The last time I heard an accordian was in London. A gypsy wedding reception that spilled over into violence once the bar tab ran dry. The bride got glassed and the men stripped down to their vests and headed over to the park for some bare knuckle bonding. Gypsy weddings always end like that, it's half their fun. Divorces are even better.
I'm getting divorced, did I tell you? My wife of three days (Mythical Darts & Broken Darts), after ten years of quiet, surprises me with an email (a divorce petition). But that's another story...
x
Kympton:
shane
Where are you going, and what is your motivation for your actions..Is someone going with you, I truly hope you succeed..But...and be honest now....do you really want to stop or do you feel you need to stop...I,d love to know
Reply:
Kympton, no, no-one is going with me... there is no-one to go with me. I'm alone here. i've no friends and the only people I know are junkies from the needle exchange or dealers. That's nothing new, even in London I wasn't one to have rooms full of friends. I prefer to be alone or with one person.

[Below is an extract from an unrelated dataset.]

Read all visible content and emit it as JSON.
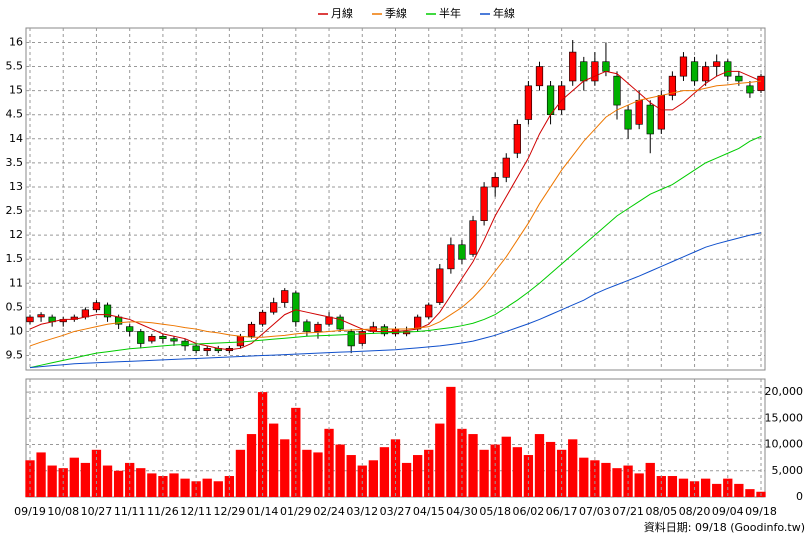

My motivation... I'm not really motivated, but the reason is writing. I've been writing a lot (away from here) these past few months. I've been scratching out ideas and getting on with a couple of books. I had planned Christmas as a deadline I could have something ready by, and 2011 set aside for publishers or agents to post my work back with "fuck off" scrawled on it.

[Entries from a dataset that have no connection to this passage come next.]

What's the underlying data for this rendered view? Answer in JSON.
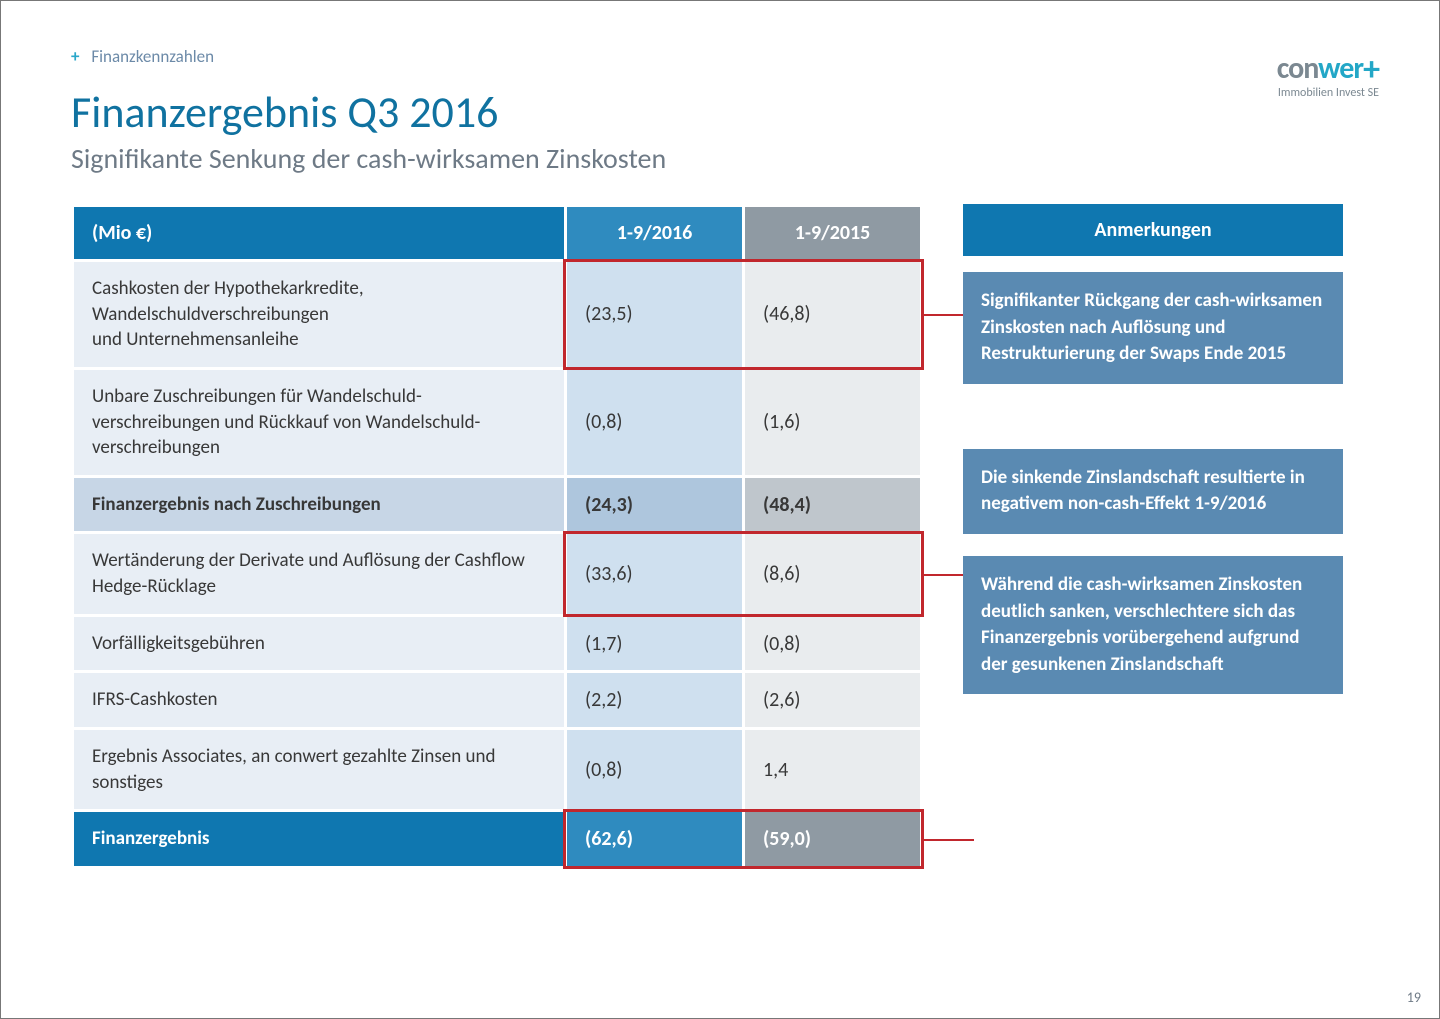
{
  "breadcrumb": {
    "plus": "+",
    "label": "Finanzkennzahlen"
  },
  "title": "Finanzergebnis Q3 2016",
  "subtitle": "Signifikante Senkung der cash-wirksamen Zinskosten",
  "logo": {
    "part1": "con",
    "part2": "wer",
    "plus": "+",
    "sub": "Immobilien Invest SE"
  },
  "page_number": "19",
  "table": {
    "header": {
      "label": "(Mio €)",
      "col_a": "1-9/2016",
      "col_b": "1-9/2015"
    },
    "rows": [
      {
        "type": "data",
        "label": "Cashkosten der Hypothekarkredite,\nWandelschuldverschreibungen\nund Unternehmensanleihe",
        "a": "(23,5)",
        "b": "(46,8)"
      },
      {
        "type": "data",
        "label": "Unbare Zuschreibungen für Wandelschuld-\nverschreibungen und Rückkauf von Wandelschuld-\nverschreibungen",
        "a": "(0,8)",
        "b": "(1,6)"
      },
      {
        "type": "sub",
        "label": "Finanzergebnis nach Zuschreibungen",
        "a": "(24,3)",
        "b": "(48,4)"
      },
      {
        "type": "data",
        "label": "Wertänderung der Derivate und Auflösung der Cashflow Hedge-Rücklage",
        "a": "(33,6)",
        "b": "(8,6)"
      },
      {
        "type": "data",
        "label": "Vorfälligkeitsgebühren",
        "a": "(1,7)",
        "b": "(0,8)"
      },
      {
        "type": "data",
        "label": "IFRS-Cashkosten",
        "a": "(2,2)",
        "b": "(2,6)"
      },
      {
        "type": "data",
        "label": "Ergebnis Associates, an conwert gezahlte Zinsen und sonstiges",
        "a": "(0,8)",
        "b": "1,4"
      },
      {
        "type": "total",
        "label": "Finanzergebnis",
        "a": "(62,6)",
        "b": "(59,0)"
      }
    ]
  },
  "notes": {
    "header": "Anmerkungen",
    "items": [
      "Signifikanter Rückgang der cash-wirksamen Zinskosten nach Auflösung und Restrukturierung der Swaps Ende 2015",
      "Die sinkende Zinslandschaft resultierte in negativem non-cash-Effekt  1-9/2016",
      "Während die cash-wirksamen Zinskosten deutlich sanken, verschlechtere sich das Finanzergebnis vorübergehend aufgrund der gesunkenen Zinslandschaft"
    ]
  },
  "highlights": [
    {
      "row": 0,
      "cols": "ab"
    },
    {
      "row": 3,
      "cols": "ab"
    },
    {
      "row": 7,
      "cols": "ab"
    }
  ],
  "colors": {
    "primary": "#0f77b0",
    "primary_mid": "#2f8bbf",
    "grey_header": "#8f9aa3",
    "note_bg": "#5a8ab2",
    "highlight_border": "#c1272d"
  }
}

Over the last month, getting pregressively worse, my writing has fallen with increased drug use. My schedule is falling behind and it's something I'm passionate about. If I don't tide that flow now it wilI spiral out of control and everything will turn to shit.
One of my other writings consist of a persons wait for somebody. He is waiting for the return of someone/something he once had. That is written daily and stops making any sense when posts are missed, or important events hurried over because I was stoned and missed the day. And that keeps happening. That book is three quarters finished and if i carry on with heroin at this time it will remain like that, as another work that almost materialised but burnt out.
Also, I don't think living life as an addict is any worth on it's own. It can be interesting and useful and insightful only if one's observations from within it are gotten down and out. Apart from a heroin addiction I also have an urge to pass on my observations of the world, to write the things that no-one ever wrote for me. To explain from a strange place what I saw and why I saw it. To never have my books finished, ideas down would be a tragedy. Death is nothing. Death by heroin is no more tragic than death by old age. What is tragic is if that drug use consumes you to the point that you miss your own life. that it passes you by and only when death is sucking in at the cheeks do you realize that maybe you should have lived a bit... done something else.
If that sounds like regret, it's not. It's just saying that being a junkie is as hopeless as not being a junkie and having no dreams or ambitions or wants or desires.
So, I feel I need to stop for other passions in my life. Do I want to stop? Not really, no. If I could write and create and not quit I'd do that, but it doesn't work like that for me. Sure, I can scribble the odd poem under the influence or write a small post, but to invest the time to do something a little better, no, I can't on heroin. That's not a mental can't, it's a physical thing. I'm not awake long enough and have to spend far too much time searching veins and scoring and picking up needles, etc, etc. So, for 10 years (17 if we take into account my subutex addiction) I've given my days to opiates. Apart from this blog I've never given anything back from that. 17 years to get over 17 years, that's fair. But now it's time for something else.
Oh, and I'm skint.
That's it Kympton. Figure out for yourself what is the important sentence in that lot and if it holds good tidings for a successful break. I doubt it.